A man who chooses the Jesus script is…
A man who knows when it’s time to turn over tables and when it’s time to turn the other cheek.
How does the thought of Jesus experiencing emotions strike you? Do you see him as continually calm, content, and compassionate? Is anger an emotion you’ve ever associated with Jesus?
As one of his closest disciples, Matthew got an upfront look at Jesus over their nearly three years together. He saw him refreshed at the start of the day and tired at the end of a long day of ministry. Here are two accounts from Matthew’s Gospel that reveal Jesus’s different reactions and his teachings on how to respond when emotions seek to control us.
In this first account, Jesus has a fierce reaction to improper and irreverent business practices taking place in the temple:
Jesus entered the temple courts and drove out all who were buying and selling there. He overturned the tables of the money changers and the benches of those selling doves. “It is written,” he said to them, “‘My house will be called a house of prayer,’ but you are making it ‘a den of robbers.’”
—Matthew 21:12–13
Yet on another occasion, Jesus lays out a principle of how we’re to go above and beyond when it comes to showing kindness in the face of unfairness:
“You have heard that it was said, ‘Eye for eye, and tooth for tooth.’ But I tell you, do not resist an evil person. If anyone slaps you on the right cheek, turn to them the other cheek also. And if anyone wants to sue you and take your shirt, hand over your coat as well. If anyone forces you to go one mile, go with them two miles. Give to the one who asks you, and do not turn away from the one who wants to borrow from you.
—Matthew 5:38–42
Turning over tables in the temple might challenge the view some have of a nice, calm Jesus. But let’s get some context on what was happening at the temple. People often traveled long distances to the temple to worship God and make their sacrifices to him. Unscrupulous men sold doves to travelers at exorbitant prices for their sacrifices to God. This was exploitation. Jesus’s anger and his ensuing actions were rightly focused on an injustice being committed as people were seeking to worship God. Jesus didn’t sin in his anger, and his anger didn’t control him. It was a righteous anger.
In his teaching about retaliation, Jesus provided a way out when anger seeks to control us. Because Jesus knew the hearts of men, he knew the temptation we’d all face to strike back and counterattack. When we’re forced to do something against our will, he knew the tendency we’d have—to seethe with anger as we complete only the bare minimum required.
Jesus knew how to determine righteous anger from self-righteous anger. He knew the one type of anger that had the right motivation, and the one that had a wrong one. And he knew well the temptations we would face and how to face them.

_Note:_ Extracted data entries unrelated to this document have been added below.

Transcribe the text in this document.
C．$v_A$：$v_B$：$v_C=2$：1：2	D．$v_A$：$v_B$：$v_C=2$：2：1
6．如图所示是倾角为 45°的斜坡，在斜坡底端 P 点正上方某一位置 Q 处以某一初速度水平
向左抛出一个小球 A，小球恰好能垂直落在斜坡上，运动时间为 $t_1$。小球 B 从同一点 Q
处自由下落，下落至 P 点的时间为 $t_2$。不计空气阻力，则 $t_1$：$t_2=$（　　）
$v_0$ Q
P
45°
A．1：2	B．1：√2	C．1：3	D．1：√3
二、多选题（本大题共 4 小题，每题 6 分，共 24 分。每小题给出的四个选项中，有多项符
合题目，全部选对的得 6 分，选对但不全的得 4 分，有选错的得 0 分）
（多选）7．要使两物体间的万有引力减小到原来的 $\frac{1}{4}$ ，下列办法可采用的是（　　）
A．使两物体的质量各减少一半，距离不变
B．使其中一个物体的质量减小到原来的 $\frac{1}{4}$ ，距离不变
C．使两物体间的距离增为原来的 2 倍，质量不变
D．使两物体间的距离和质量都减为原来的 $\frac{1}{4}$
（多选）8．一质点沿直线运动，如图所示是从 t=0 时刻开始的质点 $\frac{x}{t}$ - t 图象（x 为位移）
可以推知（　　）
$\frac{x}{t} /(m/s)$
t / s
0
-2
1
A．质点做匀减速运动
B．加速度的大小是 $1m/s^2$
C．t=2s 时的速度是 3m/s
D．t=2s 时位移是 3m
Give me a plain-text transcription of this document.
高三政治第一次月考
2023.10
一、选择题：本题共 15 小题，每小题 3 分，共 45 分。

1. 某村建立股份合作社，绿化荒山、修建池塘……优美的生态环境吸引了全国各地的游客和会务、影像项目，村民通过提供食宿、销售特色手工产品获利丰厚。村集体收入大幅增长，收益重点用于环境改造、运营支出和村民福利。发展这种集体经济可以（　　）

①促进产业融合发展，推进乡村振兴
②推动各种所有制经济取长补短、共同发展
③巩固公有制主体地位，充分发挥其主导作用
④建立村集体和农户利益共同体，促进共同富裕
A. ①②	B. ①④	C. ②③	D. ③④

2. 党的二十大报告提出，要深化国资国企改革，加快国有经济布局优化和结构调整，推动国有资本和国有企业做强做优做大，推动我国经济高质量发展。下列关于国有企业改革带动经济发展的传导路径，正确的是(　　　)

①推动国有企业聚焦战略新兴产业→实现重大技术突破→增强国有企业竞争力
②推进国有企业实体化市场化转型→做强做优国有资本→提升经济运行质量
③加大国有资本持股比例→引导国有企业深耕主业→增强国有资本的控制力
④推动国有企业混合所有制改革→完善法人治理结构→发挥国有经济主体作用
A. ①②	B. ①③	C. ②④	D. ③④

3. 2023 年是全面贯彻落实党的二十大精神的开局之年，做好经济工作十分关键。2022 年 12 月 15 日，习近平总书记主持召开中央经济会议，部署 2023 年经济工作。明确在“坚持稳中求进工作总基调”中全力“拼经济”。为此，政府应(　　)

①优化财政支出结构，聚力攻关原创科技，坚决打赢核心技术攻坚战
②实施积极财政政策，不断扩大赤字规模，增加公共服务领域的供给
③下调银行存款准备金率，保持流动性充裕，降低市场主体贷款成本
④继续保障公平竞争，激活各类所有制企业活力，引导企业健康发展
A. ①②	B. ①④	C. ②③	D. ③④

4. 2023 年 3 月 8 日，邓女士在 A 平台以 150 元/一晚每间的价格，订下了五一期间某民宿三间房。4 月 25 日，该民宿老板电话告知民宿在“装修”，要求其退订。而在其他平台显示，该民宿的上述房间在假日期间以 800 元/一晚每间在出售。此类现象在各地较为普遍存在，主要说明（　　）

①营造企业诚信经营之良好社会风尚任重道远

The man who follows the Jesus script discerns when it's time to turn over tables and when it's time to turn the other cheek. He learns not to be confused about the difference between the two or the people impacted by each choice. He differentiates righteous anger from self-righteous anger and leans on Jesus in his time of need—the one who was tempted like us and now provides the open door for grace and mercy.